Maxim Gorky. Russian Poems In Translations

1868-1936

A Kazan newspaper reported in 1887 the discovery of a baker, Aleksey Peshkov, found unconscious on the shore of the Volga after trying to commit suicide. It was the first printed mention of a man whose talent and destiny would bring him worldwide fame as Maksim Gorky.

Gorky was the first writer to describe Russia from inside the world of workers, wanderers, and unfortunates. While Lev Tolstoy and Sergey Aksakov portray their aristocratic childhoods in their works, Gorky’s Childhood (1913) and In the World (1916), the first two volumes of his autobiography, reveal the common person’s childhood- no less precious and poetic. Gorky was a romantic of the lower depths who predicted and supported the Revolution, never suspecting the vileness that could arise from those depths when they were stirred up by irresponsible agents.

In Russia in his lifetime, Gorky was second only to Tolstoy in popularity. Although his poetry retreats significantly before his best prose, there was not a single person in pre-Revolution Russia who would not have known his “Song of the Stormy Petrel,” reprinted here. The Revolution prophesied by his “Stormy Petrel,” though, turned out to be not at all what Gorky had envisioned.

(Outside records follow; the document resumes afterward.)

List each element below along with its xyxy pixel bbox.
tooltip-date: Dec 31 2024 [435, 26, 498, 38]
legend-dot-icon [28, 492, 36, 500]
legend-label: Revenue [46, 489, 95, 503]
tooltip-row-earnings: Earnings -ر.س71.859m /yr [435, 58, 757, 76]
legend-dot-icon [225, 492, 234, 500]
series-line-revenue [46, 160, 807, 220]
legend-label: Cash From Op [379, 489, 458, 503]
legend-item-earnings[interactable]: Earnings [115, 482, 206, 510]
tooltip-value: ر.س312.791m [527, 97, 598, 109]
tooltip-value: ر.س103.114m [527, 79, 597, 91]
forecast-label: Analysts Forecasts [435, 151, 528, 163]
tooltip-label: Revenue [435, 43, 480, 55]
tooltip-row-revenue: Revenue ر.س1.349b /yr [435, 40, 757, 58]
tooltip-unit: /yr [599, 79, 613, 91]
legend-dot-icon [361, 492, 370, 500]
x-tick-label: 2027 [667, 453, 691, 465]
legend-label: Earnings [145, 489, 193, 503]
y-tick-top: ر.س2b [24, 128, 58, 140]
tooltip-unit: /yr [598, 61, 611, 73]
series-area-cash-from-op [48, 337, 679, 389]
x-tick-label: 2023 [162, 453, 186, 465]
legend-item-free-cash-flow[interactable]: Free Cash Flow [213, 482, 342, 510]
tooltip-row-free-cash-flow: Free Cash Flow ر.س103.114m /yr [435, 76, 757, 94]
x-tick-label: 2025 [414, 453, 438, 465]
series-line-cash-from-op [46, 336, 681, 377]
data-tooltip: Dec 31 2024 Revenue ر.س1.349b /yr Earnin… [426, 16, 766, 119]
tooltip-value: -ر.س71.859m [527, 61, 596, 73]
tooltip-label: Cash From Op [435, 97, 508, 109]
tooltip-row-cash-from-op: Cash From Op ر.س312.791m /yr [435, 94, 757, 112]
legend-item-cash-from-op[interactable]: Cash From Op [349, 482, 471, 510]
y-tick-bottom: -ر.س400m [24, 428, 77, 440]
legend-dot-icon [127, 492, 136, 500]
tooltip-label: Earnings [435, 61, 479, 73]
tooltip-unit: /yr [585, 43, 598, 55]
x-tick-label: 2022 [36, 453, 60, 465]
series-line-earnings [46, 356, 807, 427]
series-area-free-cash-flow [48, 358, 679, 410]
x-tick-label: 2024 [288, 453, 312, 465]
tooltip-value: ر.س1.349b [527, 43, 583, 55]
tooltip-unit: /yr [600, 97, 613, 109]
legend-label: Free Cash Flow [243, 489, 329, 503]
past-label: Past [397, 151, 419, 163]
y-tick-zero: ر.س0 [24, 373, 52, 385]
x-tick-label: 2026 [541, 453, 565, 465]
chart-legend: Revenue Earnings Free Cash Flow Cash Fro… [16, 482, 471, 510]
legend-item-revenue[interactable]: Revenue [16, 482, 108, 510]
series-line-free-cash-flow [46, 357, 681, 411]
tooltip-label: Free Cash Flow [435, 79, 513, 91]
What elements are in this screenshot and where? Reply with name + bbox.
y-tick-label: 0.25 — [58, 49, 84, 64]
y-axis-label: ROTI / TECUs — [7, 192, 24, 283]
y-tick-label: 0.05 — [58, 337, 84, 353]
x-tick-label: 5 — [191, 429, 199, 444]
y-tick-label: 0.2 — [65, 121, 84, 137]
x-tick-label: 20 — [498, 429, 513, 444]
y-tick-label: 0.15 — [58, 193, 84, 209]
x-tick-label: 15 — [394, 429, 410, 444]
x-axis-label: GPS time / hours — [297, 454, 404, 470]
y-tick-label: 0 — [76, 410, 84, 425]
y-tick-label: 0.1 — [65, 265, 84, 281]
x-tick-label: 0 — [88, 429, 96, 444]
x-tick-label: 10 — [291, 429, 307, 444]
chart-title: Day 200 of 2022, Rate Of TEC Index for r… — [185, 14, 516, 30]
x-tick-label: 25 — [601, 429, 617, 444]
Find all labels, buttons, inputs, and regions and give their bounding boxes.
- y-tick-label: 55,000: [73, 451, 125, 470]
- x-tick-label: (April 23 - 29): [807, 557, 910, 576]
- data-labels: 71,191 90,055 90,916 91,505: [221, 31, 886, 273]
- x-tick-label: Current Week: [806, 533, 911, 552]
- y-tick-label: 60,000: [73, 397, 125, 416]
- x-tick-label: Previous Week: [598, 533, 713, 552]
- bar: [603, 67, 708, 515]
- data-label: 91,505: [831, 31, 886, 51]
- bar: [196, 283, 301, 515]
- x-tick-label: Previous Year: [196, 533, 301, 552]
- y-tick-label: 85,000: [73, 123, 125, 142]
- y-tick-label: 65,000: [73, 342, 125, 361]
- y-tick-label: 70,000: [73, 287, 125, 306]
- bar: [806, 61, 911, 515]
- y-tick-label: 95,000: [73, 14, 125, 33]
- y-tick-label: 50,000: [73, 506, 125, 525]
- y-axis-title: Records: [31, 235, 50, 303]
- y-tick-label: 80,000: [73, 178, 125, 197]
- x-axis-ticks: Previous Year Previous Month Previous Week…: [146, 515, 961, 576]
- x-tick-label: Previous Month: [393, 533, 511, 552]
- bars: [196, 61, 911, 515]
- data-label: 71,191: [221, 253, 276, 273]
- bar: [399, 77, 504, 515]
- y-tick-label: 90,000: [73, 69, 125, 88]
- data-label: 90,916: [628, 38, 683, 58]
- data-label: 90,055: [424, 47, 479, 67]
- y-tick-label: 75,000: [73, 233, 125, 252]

After supporting the Bolsheviks before the Revolution, Gorky abruptly voiced his opposition to the Red violence that replaced the decrepit, crumbling autocracy. His articles, printed in the newspaper Novaya zhizn (New Life), were collected in a book of anti Bolshevik and anti Leninist commentary, Nesvoevremennye mysli (Ill-Timed Thoughts) (1918), which holds the distinction of being among the first books forbidden and confiscated by Soviet authorities as they launched a revival of censorship far more terrible than under the Tsars. The book was repressed and all but forgotten while Gorky was canonized a Communist saint.

One school of thought considers Gorky guilty of everything that happened to Russian culture under bolshevism. This charge has a concrete foundation: to Gorky belong the words “If the enemy doesn’t give up, he must be exterminated”; and Gorky is largely responsible for the theory of Socialist Realism, which so throttled all creativity. Gorky also headed a group of writers who in the 1930s made a propaganda voyage to the Solovetsky gulag on the Belomor Canal, which had been built with convict labor. But it is also important to remember that he took great risks to help the intelligentsia, saving many from Bolshevik violence, and we now know from newly surfaced documents that Gorky wanted to leave Soviet Russia for good in the early 1920s. The diaries of Romain Rolland concerning his trip to the USSR in the 1930s (published according to his will fifty years after his death) confirm that Gorky was not politically blind. It seems clear that Gorky understood the full depth of the tragedy taking place in Russia. Some believe that Gorky agreed to his propaganda trip only to expose Stalin’s tyranny and that Stalin surmised the writer’s intentions and did away with him as part of the systematic repression of intellectual opposition. The exact circumstances of his death are clouded in mystery, but Gorky dead was more comfortable for Stalin than Gorky alive.